The __del__ method is invoked when an object is being destroyed. The __del__ method is run regardless of how an object comes to be destroyed, whether through direct deletion invoked in ode or through memory reclamation and automatically triggered by the garbage collector. Indeed Python’s memory management is good enough that you should usually simply allow the garbage collector to delete objects that are no longer in scope and/or needed. However, if for whatever reason you need to explicitly destroy an object then the __del__ method is how this should be done.

Type conversions

__str__

  • The most commonly used type conversion magic method is __str__.
  • This method takes a single positional argument (self) and is invoked when an object is passed to the str constructor and is expected to return a string. It will also be invoked if the %s formatting expression is encountered.
class MyClass(object):
    def __str__(self):
        return "Hello World"
>>> str(MyClass())
'Hello World'

__int__, __float__, __bool__, and __complex__

  • These magic methods allow complex objects to be converted to more primitive numerical representations.
  • A representative example would be if an object defines an __int__ method, which should return an int, then it will be invoked if the object is passed to the int constructor.

Comparisons

__eq__

The __eq__ method requires the self and other arguments:

  • Thus we have the instance of the object (the self) and the other object against which it is being compared (the other).
  • It is run when Python is asked to make an equivalence check with the == operator $\dots$ with other being set to the object on the other side of the ==.
class MyClass(object):
    def __eq__(self, other):
        return type(self) == type(other)
>>> my_class_A = MyClass()
>>> my_class_B = MyClass()
# Ask Python to make an equivalence check, using the == operator:
>>> my_class_A == my_class_B
True
>>> MyClass() == "hello"
False

__lt__, __le__, __gt__, and __ge__

As you’d expect these map to their respective operators.

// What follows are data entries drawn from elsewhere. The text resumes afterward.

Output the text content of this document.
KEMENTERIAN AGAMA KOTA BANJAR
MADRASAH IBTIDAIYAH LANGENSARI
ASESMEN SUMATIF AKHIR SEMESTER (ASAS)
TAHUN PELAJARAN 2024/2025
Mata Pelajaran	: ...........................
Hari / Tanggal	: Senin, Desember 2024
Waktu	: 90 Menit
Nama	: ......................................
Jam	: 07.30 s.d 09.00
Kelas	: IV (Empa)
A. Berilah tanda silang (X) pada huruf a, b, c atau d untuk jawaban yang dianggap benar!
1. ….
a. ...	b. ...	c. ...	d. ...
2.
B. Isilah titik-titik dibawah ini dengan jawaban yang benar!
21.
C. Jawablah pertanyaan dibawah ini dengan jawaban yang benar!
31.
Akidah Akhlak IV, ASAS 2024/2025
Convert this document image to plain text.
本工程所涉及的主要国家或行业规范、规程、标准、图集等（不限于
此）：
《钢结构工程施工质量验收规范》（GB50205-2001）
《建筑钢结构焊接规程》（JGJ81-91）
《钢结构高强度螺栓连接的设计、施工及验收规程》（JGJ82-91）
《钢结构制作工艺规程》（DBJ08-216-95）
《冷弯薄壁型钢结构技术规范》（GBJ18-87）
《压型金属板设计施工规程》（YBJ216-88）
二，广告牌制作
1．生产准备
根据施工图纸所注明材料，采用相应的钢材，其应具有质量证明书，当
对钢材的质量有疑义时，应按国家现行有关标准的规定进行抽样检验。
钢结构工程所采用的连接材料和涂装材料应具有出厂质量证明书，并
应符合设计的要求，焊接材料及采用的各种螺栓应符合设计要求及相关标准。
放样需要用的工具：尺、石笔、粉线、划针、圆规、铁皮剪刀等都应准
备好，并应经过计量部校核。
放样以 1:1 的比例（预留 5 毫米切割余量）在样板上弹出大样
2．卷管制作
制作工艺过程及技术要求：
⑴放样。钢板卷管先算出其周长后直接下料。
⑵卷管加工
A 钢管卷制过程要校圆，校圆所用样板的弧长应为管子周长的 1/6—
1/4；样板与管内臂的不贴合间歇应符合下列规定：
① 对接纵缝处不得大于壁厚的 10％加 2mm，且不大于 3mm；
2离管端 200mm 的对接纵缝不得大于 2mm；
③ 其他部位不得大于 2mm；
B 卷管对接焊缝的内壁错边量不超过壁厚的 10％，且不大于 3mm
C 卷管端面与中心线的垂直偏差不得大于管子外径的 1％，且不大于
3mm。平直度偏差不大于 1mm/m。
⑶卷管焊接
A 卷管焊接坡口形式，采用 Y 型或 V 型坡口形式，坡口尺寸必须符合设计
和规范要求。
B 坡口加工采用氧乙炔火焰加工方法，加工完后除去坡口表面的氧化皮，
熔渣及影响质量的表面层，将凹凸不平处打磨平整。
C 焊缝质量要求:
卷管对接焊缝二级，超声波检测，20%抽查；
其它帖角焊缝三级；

Each takes two arguments - self and other - and return True if the relative comparison should be considered to hold, and False otherwise.

Operator Overloading

  • All Python’s binary operators can be overloaded within class objects.
  • Python actually provides three magic methods for each operator, each of which takes two positional arguments, which by convention are self and other.
  • The vanilla method: behaving in the manner you’d expect and simply returning the result.
  • The reverse method: where the operand are swapped.
  • The in-place method: that are called when the operators that modify the former variable in place are used.

Conclusions

There is no reason to require that every custom class implement all magic methods … or indeed any of them.

When writing a custom class, consider what functionality you need and if that functionality maps cleanly to an existing magic method it is preferable to implement that magic method rather than provide your own custom implementation.